This post contains the text of the lightning talk presented at the New Year Event of the Dutch Internet Society (ISOC) on 12 January 2017. Of course, the slides for the Internet Society meeting were appropriately made in HTML.
Web search is the single most important application of the web. Without search, the web would be virtually useless. I love Google (and Yahoo, and Bing), but there are some things that worry me about search engines. Let’s discuss three of those worries:
1. The Search Engine Manipulation Effect
Search engines influence people. In 2014, Robert Epstein and Ronald Robertson of the American Institute for Behavioral Research and Technology in the US conducted the following experiment: They asked people what candidate they would support in the Australian election, Tony Abbott or Julia Gillard? Then they let them search information about the candidates. However, the researchers did not tell the people that they manipulated the search results. People used a search engine for which higher-ranked search results linked to Web pages that describe one candidate as the better than the other. Their paper shows the results of two search engines: one that is biased to Gillard and one that is biased to Abbot. In all cases, people changed their minds towards the biased search engine’s results much and much more often than you would expect if people change their minds at random. The study shows that people have a great trust in search engines. If results are willingly manipulated, search engines could easily swing an election. The researchers call this the Search Engine Manipulation Effect.
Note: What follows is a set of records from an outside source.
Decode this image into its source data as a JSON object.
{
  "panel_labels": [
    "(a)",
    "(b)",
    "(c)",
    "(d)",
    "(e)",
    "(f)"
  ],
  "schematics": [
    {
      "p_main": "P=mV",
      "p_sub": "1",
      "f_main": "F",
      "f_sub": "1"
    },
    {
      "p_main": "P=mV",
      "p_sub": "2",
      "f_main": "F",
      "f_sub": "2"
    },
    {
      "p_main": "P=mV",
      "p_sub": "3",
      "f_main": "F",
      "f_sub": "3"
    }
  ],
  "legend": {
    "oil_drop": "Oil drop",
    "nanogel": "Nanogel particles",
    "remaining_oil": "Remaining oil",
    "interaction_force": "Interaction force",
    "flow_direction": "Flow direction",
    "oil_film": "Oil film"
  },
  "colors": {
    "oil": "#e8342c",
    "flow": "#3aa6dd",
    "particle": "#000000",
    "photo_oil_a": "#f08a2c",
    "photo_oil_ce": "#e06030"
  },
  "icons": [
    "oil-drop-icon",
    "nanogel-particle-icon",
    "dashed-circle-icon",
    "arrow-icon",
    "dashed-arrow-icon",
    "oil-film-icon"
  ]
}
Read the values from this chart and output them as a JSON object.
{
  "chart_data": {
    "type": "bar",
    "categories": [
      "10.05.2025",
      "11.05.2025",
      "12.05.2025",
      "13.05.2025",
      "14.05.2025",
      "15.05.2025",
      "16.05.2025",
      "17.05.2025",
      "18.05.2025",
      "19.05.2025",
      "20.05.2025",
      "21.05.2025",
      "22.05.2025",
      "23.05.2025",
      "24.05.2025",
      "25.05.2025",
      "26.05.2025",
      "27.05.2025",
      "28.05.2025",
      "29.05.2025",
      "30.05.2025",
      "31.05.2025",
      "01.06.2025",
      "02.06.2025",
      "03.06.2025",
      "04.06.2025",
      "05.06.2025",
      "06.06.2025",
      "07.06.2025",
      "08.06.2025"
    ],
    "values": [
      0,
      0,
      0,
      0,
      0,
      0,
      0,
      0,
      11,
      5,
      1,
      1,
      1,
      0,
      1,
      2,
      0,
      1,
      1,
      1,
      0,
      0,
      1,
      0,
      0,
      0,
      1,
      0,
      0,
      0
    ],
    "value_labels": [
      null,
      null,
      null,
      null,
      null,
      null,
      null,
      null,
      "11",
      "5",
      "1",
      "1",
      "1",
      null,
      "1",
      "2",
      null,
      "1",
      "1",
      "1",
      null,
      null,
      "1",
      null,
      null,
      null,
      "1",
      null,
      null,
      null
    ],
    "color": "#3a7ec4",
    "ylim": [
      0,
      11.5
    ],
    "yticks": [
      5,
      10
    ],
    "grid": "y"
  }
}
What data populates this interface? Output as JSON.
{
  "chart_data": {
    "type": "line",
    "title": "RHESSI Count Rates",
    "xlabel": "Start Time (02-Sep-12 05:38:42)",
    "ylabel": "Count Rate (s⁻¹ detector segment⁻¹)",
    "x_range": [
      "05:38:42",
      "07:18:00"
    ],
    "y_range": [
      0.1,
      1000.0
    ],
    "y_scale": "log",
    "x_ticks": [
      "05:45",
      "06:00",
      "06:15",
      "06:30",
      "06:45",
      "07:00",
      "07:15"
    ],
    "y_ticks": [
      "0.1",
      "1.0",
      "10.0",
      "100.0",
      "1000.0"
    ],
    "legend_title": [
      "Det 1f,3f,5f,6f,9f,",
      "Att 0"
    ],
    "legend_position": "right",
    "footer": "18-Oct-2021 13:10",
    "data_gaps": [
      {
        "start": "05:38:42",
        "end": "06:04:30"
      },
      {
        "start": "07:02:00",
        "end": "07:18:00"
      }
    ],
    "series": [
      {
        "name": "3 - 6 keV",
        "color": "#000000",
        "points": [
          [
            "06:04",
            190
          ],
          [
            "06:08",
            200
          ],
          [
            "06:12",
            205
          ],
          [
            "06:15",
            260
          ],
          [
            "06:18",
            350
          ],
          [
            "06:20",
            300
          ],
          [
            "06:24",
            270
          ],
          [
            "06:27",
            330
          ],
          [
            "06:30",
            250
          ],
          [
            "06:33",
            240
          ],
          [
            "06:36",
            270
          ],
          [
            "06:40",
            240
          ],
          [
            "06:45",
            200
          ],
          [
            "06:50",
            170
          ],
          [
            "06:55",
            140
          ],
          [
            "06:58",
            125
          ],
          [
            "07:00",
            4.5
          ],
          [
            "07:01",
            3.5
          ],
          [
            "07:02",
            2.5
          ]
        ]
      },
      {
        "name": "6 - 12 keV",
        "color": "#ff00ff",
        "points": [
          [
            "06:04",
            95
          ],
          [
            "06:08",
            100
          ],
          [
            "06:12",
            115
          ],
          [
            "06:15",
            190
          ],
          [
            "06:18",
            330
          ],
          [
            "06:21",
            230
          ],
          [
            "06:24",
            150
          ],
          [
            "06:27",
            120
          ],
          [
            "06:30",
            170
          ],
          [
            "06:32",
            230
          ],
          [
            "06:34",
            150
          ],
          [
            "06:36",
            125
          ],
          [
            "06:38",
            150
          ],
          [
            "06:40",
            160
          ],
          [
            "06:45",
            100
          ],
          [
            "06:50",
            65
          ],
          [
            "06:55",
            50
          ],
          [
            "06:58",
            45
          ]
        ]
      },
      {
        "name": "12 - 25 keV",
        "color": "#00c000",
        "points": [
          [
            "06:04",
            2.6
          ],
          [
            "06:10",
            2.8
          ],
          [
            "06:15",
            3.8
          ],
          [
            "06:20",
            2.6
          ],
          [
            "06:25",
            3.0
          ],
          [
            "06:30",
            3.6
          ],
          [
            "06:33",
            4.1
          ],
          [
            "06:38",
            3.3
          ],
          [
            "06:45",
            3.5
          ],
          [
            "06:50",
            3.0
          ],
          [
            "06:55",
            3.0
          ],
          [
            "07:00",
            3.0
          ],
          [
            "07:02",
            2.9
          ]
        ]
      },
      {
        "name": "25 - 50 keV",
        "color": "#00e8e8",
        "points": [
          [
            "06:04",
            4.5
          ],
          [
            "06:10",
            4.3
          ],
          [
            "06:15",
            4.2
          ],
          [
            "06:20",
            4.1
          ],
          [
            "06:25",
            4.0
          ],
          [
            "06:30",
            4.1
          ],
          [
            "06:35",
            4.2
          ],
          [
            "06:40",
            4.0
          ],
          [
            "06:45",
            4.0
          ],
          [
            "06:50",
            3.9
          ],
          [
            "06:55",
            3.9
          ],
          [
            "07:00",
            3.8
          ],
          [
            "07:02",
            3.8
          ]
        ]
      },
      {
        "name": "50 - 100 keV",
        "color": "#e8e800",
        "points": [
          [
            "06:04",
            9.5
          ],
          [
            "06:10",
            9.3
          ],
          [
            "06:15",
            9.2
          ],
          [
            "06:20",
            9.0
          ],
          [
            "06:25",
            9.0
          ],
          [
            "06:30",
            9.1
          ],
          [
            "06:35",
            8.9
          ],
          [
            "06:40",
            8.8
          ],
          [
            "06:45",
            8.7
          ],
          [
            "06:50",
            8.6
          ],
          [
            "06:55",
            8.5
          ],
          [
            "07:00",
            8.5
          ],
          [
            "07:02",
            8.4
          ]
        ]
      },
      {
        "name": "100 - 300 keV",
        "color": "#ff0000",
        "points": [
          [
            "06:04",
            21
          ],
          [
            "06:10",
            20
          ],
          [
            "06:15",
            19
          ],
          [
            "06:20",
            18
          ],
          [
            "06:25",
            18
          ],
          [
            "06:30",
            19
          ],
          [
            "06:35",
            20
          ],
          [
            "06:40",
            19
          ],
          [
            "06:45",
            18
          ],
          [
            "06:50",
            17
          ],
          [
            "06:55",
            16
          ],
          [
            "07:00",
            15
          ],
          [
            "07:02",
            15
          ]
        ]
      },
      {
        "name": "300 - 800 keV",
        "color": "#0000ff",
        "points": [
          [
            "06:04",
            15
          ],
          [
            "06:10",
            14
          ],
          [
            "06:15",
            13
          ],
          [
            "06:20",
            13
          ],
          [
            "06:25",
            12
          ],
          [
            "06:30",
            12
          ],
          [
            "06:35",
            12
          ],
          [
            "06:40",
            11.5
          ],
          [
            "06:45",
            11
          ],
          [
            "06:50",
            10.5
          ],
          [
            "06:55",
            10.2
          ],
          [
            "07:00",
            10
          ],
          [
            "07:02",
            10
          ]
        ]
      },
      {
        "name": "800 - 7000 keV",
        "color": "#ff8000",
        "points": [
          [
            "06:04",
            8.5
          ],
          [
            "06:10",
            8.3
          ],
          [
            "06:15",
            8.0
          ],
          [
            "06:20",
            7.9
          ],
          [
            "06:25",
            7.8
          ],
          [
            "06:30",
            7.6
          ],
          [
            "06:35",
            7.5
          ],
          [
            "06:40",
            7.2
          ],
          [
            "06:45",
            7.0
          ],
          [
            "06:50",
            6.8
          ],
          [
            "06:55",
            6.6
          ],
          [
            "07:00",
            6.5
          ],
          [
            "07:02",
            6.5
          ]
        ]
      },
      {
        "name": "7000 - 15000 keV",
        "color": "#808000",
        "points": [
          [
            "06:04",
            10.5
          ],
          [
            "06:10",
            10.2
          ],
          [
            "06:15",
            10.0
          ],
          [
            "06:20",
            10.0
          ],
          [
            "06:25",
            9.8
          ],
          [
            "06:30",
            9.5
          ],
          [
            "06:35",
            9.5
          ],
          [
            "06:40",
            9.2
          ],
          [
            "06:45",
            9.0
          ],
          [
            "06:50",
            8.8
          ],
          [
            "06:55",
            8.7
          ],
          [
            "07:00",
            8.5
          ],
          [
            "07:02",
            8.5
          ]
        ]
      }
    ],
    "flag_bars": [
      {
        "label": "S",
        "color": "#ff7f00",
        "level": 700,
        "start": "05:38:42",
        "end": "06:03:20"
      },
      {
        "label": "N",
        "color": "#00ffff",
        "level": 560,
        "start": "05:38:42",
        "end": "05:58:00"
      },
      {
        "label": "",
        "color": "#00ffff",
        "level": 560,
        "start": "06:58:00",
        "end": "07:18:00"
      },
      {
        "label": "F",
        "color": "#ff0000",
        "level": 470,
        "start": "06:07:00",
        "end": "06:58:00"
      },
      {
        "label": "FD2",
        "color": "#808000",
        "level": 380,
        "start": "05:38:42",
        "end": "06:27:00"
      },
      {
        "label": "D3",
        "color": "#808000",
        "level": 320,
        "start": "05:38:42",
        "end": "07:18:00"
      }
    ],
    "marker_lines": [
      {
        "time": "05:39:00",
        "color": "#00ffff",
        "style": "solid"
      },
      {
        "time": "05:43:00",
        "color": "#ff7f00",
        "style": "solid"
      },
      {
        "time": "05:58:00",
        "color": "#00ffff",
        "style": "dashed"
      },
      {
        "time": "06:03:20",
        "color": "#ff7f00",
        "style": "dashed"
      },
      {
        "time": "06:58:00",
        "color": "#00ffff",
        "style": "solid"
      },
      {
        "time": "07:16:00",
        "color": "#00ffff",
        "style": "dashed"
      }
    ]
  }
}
The second thing that worries me: Search engines receive information from us that is really, really private. We search things about our health, about our sexual preferences, about our financial situation. Most search engines log our queries, and they hold on to that information, indefinitely. They also log our clicks. And they use this information to target us with advertisements.
Sadly, the most vulnerable people in our society, people with bad health or with bad credit scores, are in practice targeted the most. It is worth reading Cathy O’Neil’s analogy between optimizing advertisement returns and the “itinerant quack” in an old western (O’Neil 2016):
Vulnerability is worth gold. It always has been. Picture an itinerant quack in an old western movie. He pulls into town with his wagon full of jangling jars and bottles. When he sits down with an elderly prospective customer, he seeks out her weaknesses. She covers her mouth when she smiles, indicating that she’s sensitive about her bad teeth. She anxiously twirls her old wedding ring, which from the looks of her swollen knuckle will be stuck there till the end of her days. Arthritis. So when he pitches his products to her, he focuses on the ugliness of her teeth and her aching hands. He can promise to restore the beauty of her smile and wash away the pain from her joints. With this knowledge, he knows he’s halfway to a sale before even clearing his throat to speak.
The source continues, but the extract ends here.